I stayed on with the company after I was bought out, and focused on ways to generate revenue and deliver the higher speeds sought out by our customers. That is what lead me to look at wireless. ISP-Planet was a popular spinoff of the ISPCON show, and was one of the places where the independent ISPs would hang out. In 1999, I started following the ISP-Wireless list, which was a mailing list of operators who were using early unlicensed radios to deliver DSL speeds. After a couple of months watching the list, I decided to get some equipment and test it out. The results were mixed, but showed promise and I went ahead with wireless deployments in several towns where DSL was too expensive to deploy. In 2002, I attended the first WISPCON – a show dedicated to fixed outdoor wireless broadband with unlicensed equipment. This first WISPCON was a watershed event in the WISP industry.
After attending the show, I was able to find the solutions to many of the problems that I was facing with my wireless networks and connect with a few hundred other operators who were facing the same issues. It was also very clear that some of the new equipment exhibited at the show was going to transform the business model quickly. Most of the operators were using hacked up indoor access points with outdoor antennas on them, but low cost, outdoor-rated, higher quality equipment was now available and could replace the home-brew wireless gear that many of us had started with.
By 2003, my employer was reeling in the wake of the .com bubble bursting and I decided to get back into the ISP business again, but this time with a focus on wireless. I acquired partial ownership in a dialup/dsl ISP in Laramie, Wyoming and started to rebuild it with a focus on wireless. In May of 2004, my non-compete expired and I started a second WISP in Scottsbluff. It was extremely liberating to be free of the shackles of the phone companies as I built the two networks. The Laramie business suffered for a long time under the oppressive costs for backbone, dsl and phone lines, until we made the move to go with wireless and an outsourced dialup provider. By getting rid of the phone lines and dsl connection costs it become instantly profitable, even with a smaller customer base.
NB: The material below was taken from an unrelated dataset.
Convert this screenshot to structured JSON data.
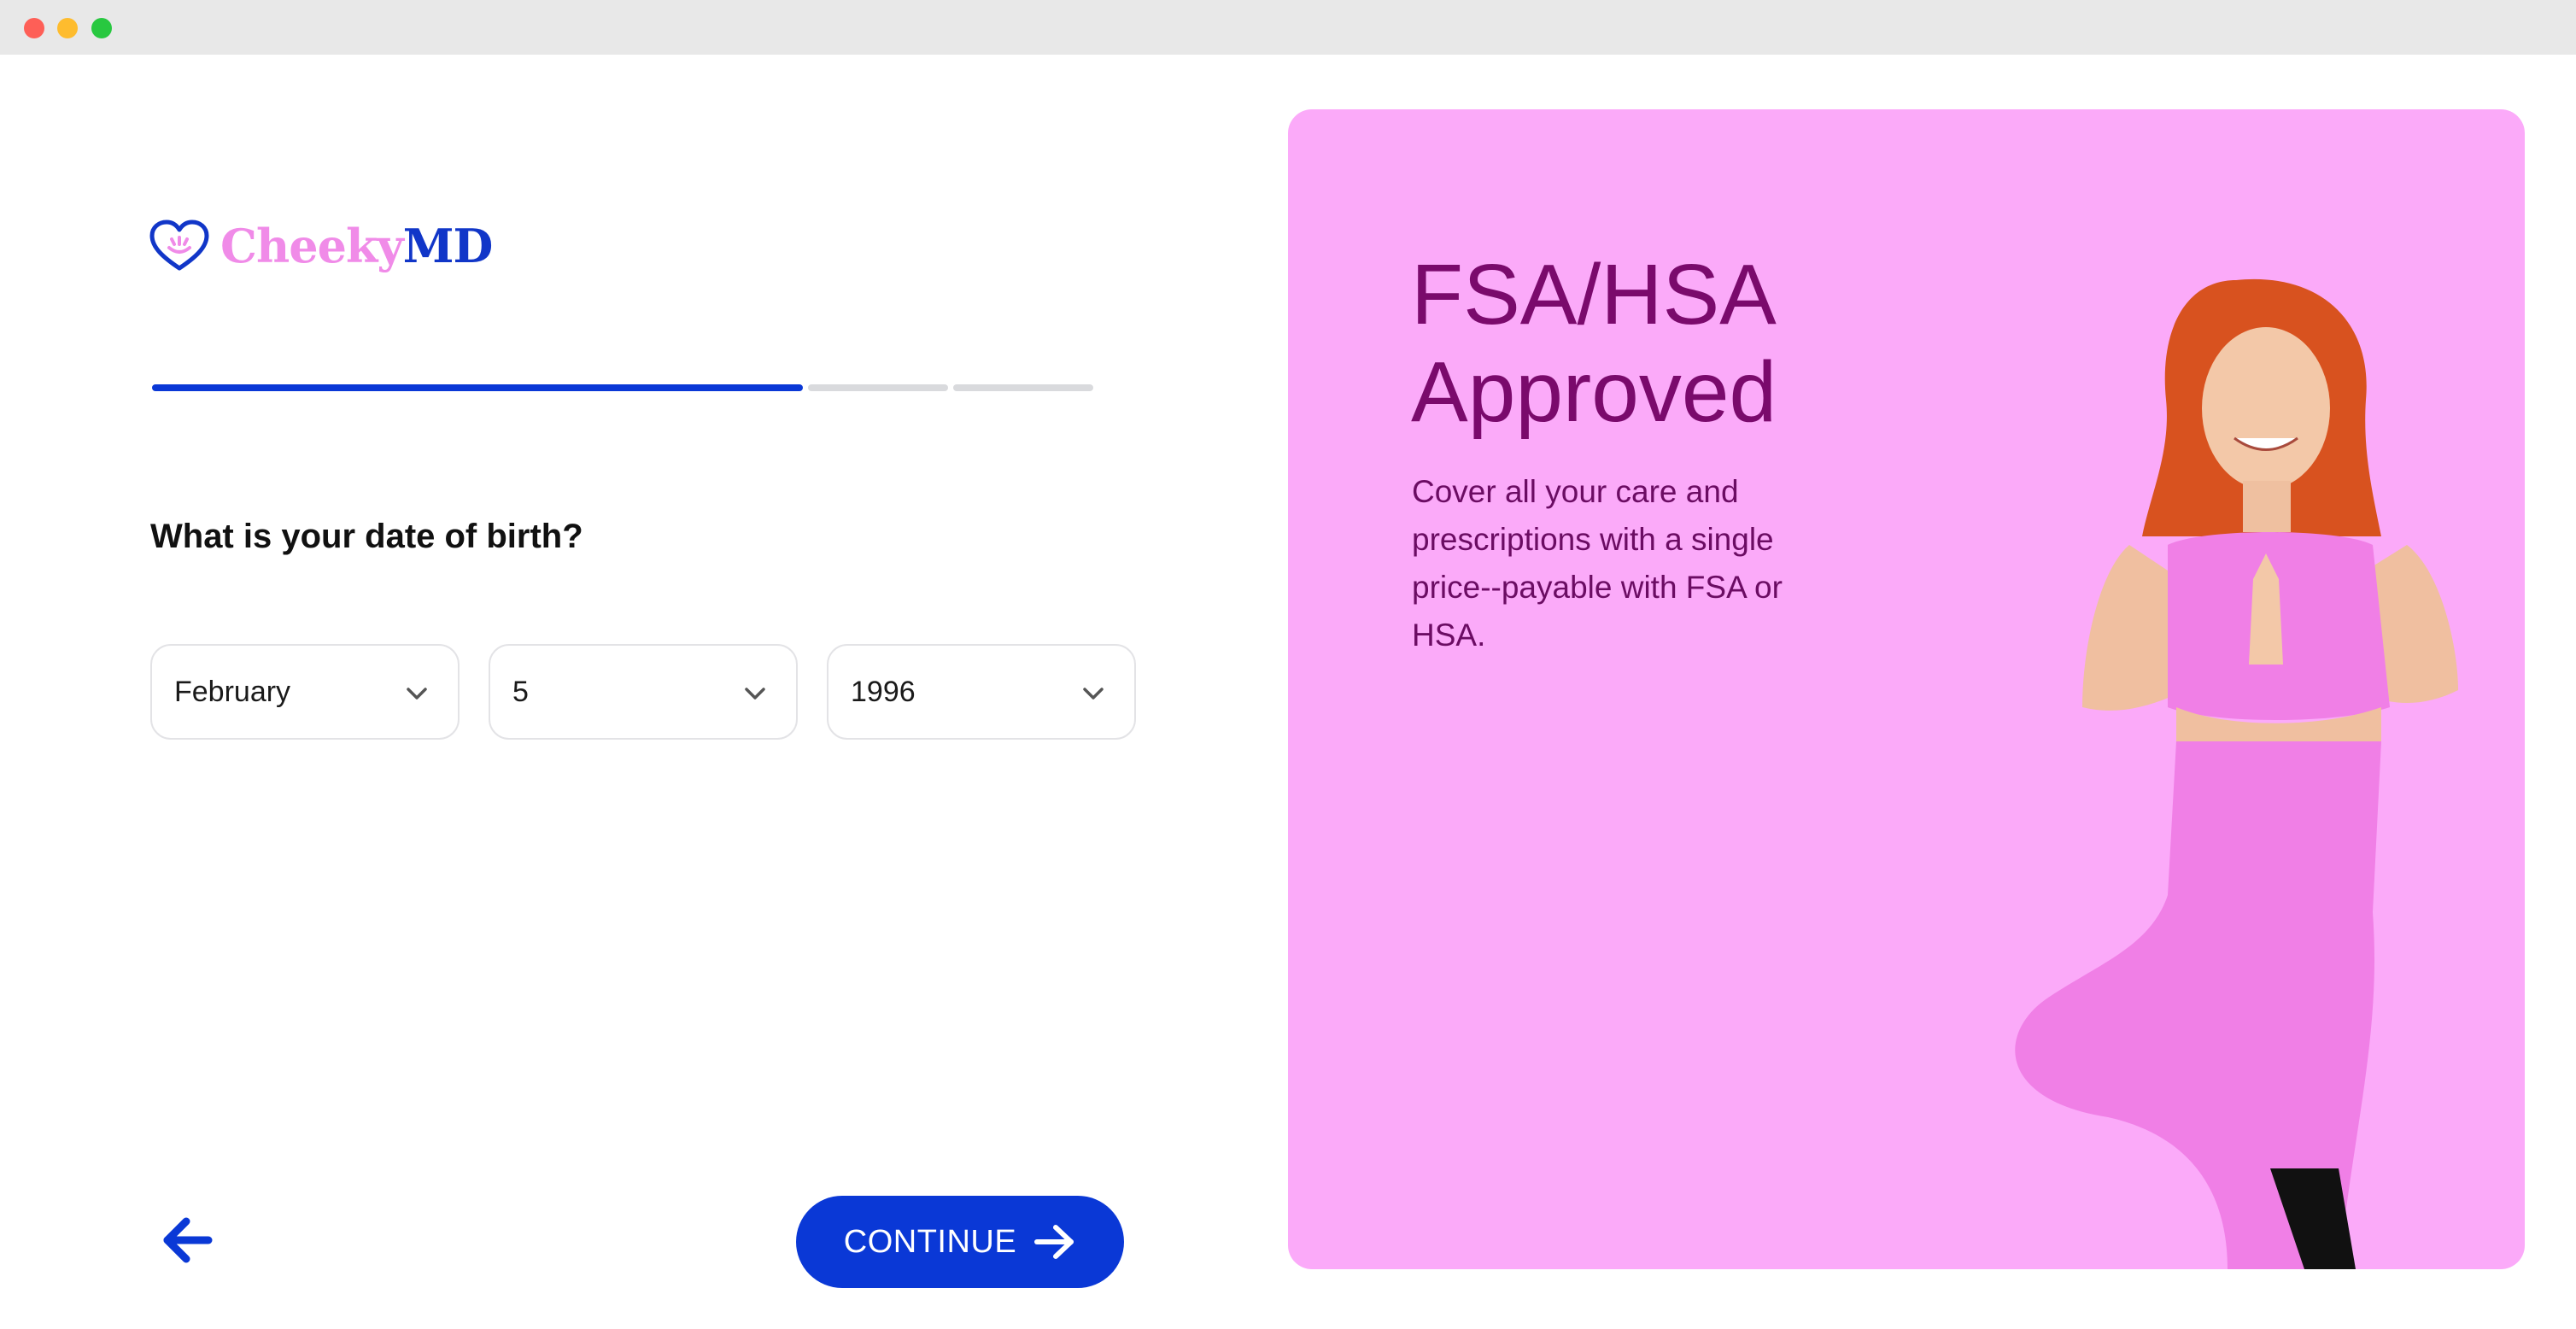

The Nebraska ISP, unburdened by any legacy dialup or dsl customers, was able to grow rapidly and by 2007 we merged the two operations into a single business, Vistabeam (www.vistabeam.com) that covered 35,000 square miles of very rural areas in Western Nebraska and Eastern Wyoming. WISPs have little regard for tariffs or rate centers. Like many WISPs, we would install equipment on one tower location, and look for the next place that had line of sight. Following this organic growth model, Vistabeam had over 1500 miles of microwave backhaul, 50+ access point locations and 2000 customers served by the end of 2009. For many of these customers, Vistabeam was the only choice for broadband.
The growth of Vistabeam mirrored the growth of other WISPs around the world, as operators finally had an economically feasible model to reach unserved and underserved areas with broadband. And that is how Medicine Bow finally got broadband.